Despite being able to recognize the signs, many adults still underestimate its dangers and continue activities that put them at risk for secondary drowning, like walking in shallow water or going into a pool not knowing how deep it is. This is due to lack of education about the reality of the condition and fear of embarrassment if they were involved in a situation where someone else drowned. Prevention starts with education, which starts with awareness and information. There are some things you should keep in mind while you’re out and about:
- If you don’t know how deep a pool is, don’t jump in
- If you see someone struggling while they’re swimming, swim towards them instead of away
- If you see someone struggling while they’re walking on dry land, help them by pulling them out
- If you have any kids under 5 years old and they start playing near water without adult supervision, be sure to keep an eye on them
Things you can do to help prevent secondary drowning.
- Know the symptoms of secondary drowning.
- If you or someone else is in trouble, try to keep them still and stop their breathing by holding their nose and mouth closed. If they are conscious, turn them on their side to help prevent them from swallowing water.
- If all else fails, call for help immediately!
When Can You Say Safe From Drowning?
Several factors play a role in determining whether an individual is safe from drowning.
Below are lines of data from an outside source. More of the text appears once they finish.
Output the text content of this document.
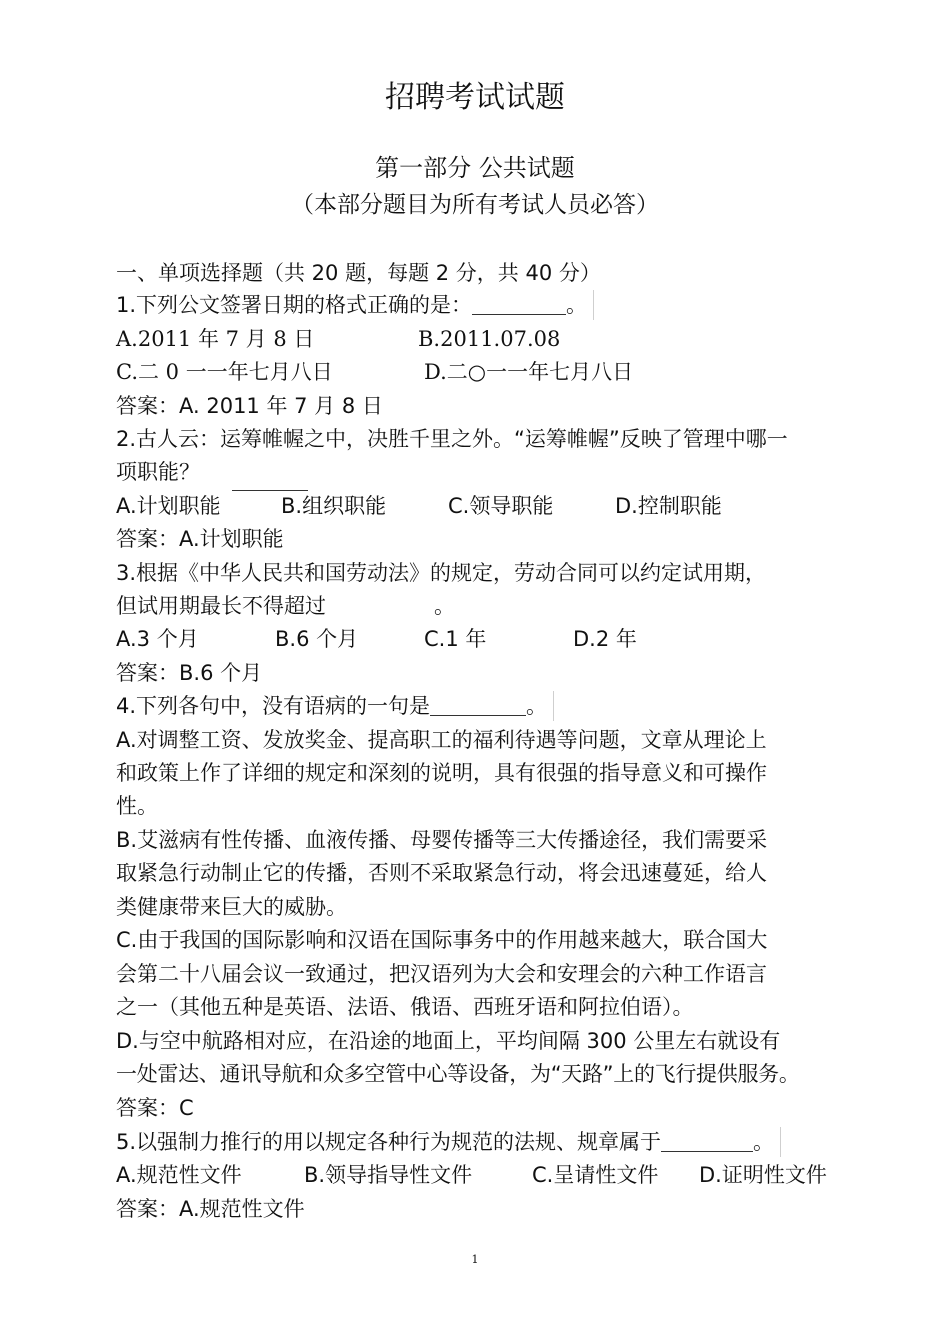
招聘考试试题
第一部分 公共试题
（本部分题目为所有考试人员必答）
一、单项选择题（共 20 题，每题 2 分，共 40 分）
1.下列公文签署日期的格式正确的是：	。
A.2011 年 7 月 8 日	B.2011.07.08
C.二 0 一一年七月八日	D.二○一一年七月八日
答案：A. 2011 年 7 月 8 日
2.古人云：运筹帷幄之中，决胜千里之外。“运筹帷幄”反映了管理中哪一
项职能？
A.计划职能	B.组织职能	C.领导职能	D.控制职能
答案：A.计划职能
3.根据《中华人民共和国劳动法》的规定，劳动合同可以约定试用期，
但试用期最长不得超过	。
A.3 个月	B.6 个月	C.1 年	D.2 年
答案：B.6 个月
4.下列各句中，没有语病的一句是	。
A.对调整工资、发放奖金、提高职工的福利待遇等问题，文章从理论上
和政策上作了详细的规定和深刻的说明，具有很强的指导意义和可操作
性。
B.艾滋病有性传播、血液传播、母婴传播等三大传播途径，我们需要采
取紧急行动制止它的传播，否则不采取紧急行动，将会迅速蔓延，给人
类健康带来巨大的威胁。
C.由于我国的国际影响和汉语在国际事务中的作用越来越大，联合国大
会第二十八届会议一致通过，把汉语列为大会和安理会的六种工作语言
之一（其他五种是英语、法语、俄语、西班牙语和阿拉伯语）。
D.与空中航路相对应，在沿途的地面上，平均间隔 300 公里左右就设有
一处雷达、通讯导航和众多空管中心等设备，为“天路”上的飞行提供服务。
答案：C
5.以强制力推行的用以规定各种行为规范的法规、规章属于	。
A.规范性文件	B.领导指导性文件	C.呈请性文件 D.证明性文件
答案：A.规范性文件
1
The purpose of this article is to provide some insight into what drowning experts think is safe and what might be unsafe, especially as it relates to children.
A person who is not in immediate danger should swim with a lifeguard present, or use an infant or child floatation device. This will help them stay afloat and out of the water while they recover from the initial shock of the situation.
A person who has received CPR is considered safe from drowning for a short period of time following that treatment but must remain near current medical care providers in order to ensure their safety.
If someone can stay on their back and breathe normally, they are safe from drowning for about 10 minutes, after which time they will likely experience respiratory synkinesis (respiratory arrest).
Tips for Swimming Safety Everyone Should Know
The Centers for Disease Control and Prevention (CDC) offers these tips for staying safe in a pool or at the beach:
• Never swim alone; always swim with a lifeguard.
• All water-related sports should include swimming lessons from an accredited program.
• Always wear your lifejacket, even if you don’t feel comfortable doing so.
• Never dive or jump into the water from a high place.
• No matter how much you might want to cool off during the summer heat, don’t drink alcohol while swimming.
Conclusion Secondary Drowning
It has been estimated that more than 300,000 people drown each year worldwide, making it the leading cause of unintentional death. Secondary drowning is the medical term for a person who is not drowning but has inhaled water or liquid into the lungs and is then unable to breathe. This condition is often caused by recreational activities, such as swimming or playing with a child in the pool or bathtub. In order to prevent secondary drowning, make sure you practice good water safety habits and be aware of your surroundings.